SATELLITES: The Satellite code is open source, supporting the creation of storage networks completely separate from Storj Labs.

However, our current Storj DCS network depends on a redundant, distributed set of Satellites that are (for the moment) all run by Storj Labs. We have gone a long way in order to make sure these Satellites are as distributed as possible. The Satellites are multi-server instances located in multiple locations worldwide, with industry best practices on uptime, backups, etc. All satellites are multi-region. A Satellite compromise would cause very little damage in terms of security, as Satellites never hold encryption keys and have only limited (and client-side encrypted) metadata. Similarly, today, Satellites have been designed to enable the loss of multiple instances (e.g., Chaos monkey) or even full data centers (Chaos Gorilla or Chaos Kong) without impacting availability. If an entire multi-region satellite is lost (worse than Chaos Kong, equivalent to large parts of a whole continent going offline), availability will suffer, but durability will only impact data stored between the last snapshot (done hourly.) We are adding a write-ahead log to eliminate even this window of exposure to continental-wide outages. However, security is not in danger. Inherent to the design is that no one—not even Storj Labs—can mine or see user data. Not only is data always encrypted, but all possible meta-data is also encrypted.

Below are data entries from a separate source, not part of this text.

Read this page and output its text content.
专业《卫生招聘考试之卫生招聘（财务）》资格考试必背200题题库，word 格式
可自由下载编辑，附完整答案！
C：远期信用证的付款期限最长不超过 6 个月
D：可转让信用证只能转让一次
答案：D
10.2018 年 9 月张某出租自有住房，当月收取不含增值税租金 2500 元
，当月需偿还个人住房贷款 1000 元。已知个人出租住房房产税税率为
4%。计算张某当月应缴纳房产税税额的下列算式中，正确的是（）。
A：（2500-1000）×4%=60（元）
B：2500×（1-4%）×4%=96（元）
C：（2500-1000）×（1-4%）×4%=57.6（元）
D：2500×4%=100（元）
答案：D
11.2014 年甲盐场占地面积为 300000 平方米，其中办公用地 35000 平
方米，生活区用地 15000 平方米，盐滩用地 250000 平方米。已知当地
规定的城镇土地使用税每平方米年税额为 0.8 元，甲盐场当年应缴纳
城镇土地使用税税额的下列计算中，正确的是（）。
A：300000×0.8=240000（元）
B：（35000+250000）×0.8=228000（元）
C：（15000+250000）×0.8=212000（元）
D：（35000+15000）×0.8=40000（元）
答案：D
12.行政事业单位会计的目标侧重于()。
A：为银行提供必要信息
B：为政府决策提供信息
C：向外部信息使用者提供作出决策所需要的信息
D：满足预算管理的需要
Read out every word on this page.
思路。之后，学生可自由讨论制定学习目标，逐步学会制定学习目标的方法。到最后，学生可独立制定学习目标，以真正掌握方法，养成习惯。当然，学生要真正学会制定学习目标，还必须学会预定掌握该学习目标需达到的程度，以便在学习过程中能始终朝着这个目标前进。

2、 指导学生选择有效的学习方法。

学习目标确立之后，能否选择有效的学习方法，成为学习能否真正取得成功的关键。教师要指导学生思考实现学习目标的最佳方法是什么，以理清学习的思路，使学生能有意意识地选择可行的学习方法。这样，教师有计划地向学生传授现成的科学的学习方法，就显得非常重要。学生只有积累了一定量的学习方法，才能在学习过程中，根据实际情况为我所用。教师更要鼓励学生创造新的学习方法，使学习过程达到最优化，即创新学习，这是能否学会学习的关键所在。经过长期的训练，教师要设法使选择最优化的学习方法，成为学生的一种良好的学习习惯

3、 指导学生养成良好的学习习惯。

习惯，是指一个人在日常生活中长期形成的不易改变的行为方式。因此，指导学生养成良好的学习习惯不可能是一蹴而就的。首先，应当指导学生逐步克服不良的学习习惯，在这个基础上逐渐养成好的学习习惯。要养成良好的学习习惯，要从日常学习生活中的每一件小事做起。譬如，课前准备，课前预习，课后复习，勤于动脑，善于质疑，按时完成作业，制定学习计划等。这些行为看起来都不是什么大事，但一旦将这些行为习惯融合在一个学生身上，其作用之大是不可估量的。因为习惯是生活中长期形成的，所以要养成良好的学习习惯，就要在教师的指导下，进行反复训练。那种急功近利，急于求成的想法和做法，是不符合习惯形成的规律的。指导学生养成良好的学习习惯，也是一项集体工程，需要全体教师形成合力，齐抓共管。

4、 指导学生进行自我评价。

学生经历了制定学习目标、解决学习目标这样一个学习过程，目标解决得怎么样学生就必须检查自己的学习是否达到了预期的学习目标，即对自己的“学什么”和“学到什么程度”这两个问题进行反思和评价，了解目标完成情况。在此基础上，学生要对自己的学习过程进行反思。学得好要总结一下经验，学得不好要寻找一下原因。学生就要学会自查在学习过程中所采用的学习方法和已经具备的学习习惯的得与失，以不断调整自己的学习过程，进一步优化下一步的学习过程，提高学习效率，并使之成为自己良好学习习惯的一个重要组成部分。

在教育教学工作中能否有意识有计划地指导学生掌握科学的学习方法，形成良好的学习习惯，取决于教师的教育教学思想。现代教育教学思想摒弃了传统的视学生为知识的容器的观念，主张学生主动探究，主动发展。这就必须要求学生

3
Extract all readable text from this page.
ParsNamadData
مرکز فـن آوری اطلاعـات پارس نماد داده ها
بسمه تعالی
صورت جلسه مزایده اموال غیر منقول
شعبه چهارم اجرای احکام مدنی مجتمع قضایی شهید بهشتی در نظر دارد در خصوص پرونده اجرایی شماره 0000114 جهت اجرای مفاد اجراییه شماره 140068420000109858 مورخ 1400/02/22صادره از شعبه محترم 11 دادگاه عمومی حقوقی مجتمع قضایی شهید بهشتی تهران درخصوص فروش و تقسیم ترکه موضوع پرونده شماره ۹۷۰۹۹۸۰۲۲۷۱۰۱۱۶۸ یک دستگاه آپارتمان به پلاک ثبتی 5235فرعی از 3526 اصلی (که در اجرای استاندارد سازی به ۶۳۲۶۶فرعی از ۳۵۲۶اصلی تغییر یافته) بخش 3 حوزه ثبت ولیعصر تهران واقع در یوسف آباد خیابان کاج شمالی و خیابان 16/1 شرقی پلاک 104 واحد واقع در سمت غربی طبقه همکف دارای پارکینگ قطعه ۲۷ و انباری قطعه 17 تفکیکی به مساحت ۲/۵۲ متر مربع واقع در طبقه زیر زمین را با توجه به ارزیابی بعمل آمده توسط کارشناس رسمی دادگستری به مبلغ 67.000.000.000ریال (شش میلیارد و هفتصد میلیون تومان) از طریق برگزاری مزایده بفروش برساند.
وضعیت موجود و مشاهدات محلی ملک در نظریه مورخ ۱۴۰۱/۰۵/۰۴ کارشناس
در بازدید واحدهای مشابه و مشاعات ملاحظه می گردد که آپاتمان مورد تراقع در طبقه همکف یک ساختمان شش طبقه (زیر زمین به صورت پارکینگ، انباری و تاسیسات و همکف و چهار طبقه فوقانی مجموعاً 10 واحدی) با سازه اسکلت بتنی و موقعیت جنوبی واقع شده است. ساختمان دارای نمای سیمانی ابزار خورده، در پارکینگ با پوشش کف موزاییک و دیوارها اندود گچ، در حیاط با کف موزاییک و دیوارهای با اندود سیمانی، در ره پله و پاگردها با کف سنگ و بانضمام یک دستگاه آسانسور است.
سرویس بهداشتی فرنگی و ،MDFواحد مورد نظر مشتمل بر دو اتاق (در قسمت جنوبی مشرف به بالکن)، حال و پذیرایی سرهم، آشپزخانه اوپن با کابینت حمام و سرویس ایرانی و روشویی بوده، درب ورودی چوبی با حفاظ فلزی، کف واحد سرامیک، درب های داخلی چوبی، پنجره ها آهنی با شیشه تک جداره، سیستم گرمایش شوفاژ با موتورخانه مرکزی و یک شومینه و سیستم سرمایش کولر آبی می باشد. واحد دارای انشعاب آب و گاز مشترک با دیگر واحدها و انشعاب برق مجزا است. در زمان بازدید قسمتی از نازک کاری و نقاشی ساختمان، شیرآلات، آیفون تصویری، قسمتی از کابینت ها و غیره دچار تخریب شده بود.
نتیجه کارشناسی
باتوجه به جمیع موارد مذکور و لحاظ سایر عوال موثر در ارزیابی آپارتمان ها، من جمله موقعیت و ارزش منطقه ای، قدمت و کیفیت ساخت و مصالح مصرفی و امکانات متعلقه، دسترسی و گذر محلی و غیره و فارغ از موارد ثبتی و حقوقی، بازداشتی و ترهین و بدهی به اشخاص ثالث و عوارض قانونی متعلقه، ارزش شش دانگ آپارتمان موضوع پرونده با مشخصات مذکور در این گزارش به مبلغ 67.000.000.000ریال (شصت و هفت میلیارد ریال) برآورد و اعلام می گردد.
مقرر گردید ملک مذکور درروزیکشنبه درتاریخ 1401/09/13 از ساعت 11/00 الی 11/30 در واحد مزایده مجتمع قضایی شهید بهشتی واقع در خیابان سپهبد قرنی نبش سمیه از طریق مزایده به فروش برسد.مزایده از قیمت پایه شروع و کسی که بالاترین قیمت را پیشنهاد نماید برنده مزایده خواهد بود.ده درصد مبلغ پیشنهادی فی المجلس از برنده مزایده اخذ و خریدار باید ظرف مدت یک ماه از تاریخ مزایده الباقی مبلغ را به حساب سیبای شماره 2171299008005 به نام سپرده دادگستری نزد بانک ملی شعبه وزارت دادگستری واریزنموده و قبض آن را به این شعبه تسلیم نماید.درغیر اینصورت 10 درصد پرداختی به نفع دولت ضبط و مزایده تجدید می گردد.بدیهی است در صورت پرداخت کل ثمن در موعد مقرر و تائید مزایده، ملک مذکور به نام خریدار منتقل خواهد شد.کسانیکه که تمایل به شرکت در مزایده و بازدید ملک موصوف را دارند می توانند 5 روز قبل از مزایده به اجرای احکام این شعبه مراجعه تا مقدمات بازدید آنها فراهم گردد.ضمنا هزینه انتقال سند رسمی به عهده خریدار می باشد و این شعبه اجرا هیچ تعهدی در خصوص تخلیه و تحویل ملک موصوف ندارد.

Soon, we’ll enable partners to operate Storj Satellites. And, our midterm roadmap includes enabling failover between Satellites. We certainly hope that the success of the Storj network will encourage others to set up non-Storj-based networks.

Ultimately, of course, we want to progress to the point where Satellites can be run by any competent operator and be part of the decentralized network, much as any router or bridge can be part of the Internet.

For a fuller discussion of the current limitations of our current system, see https://www.storj.io/terms-of-service

Conclusion

Ultimately, we feel that we have made the right choices going into this important launch. We’ve delivered an enterprise-grade network with sustainable and attractive economics. The network also delivers almost all of the benefits of decentralization to users and Storage Node Operators. We’ve still got a ways to go, but we hope that history and our users will prove us right.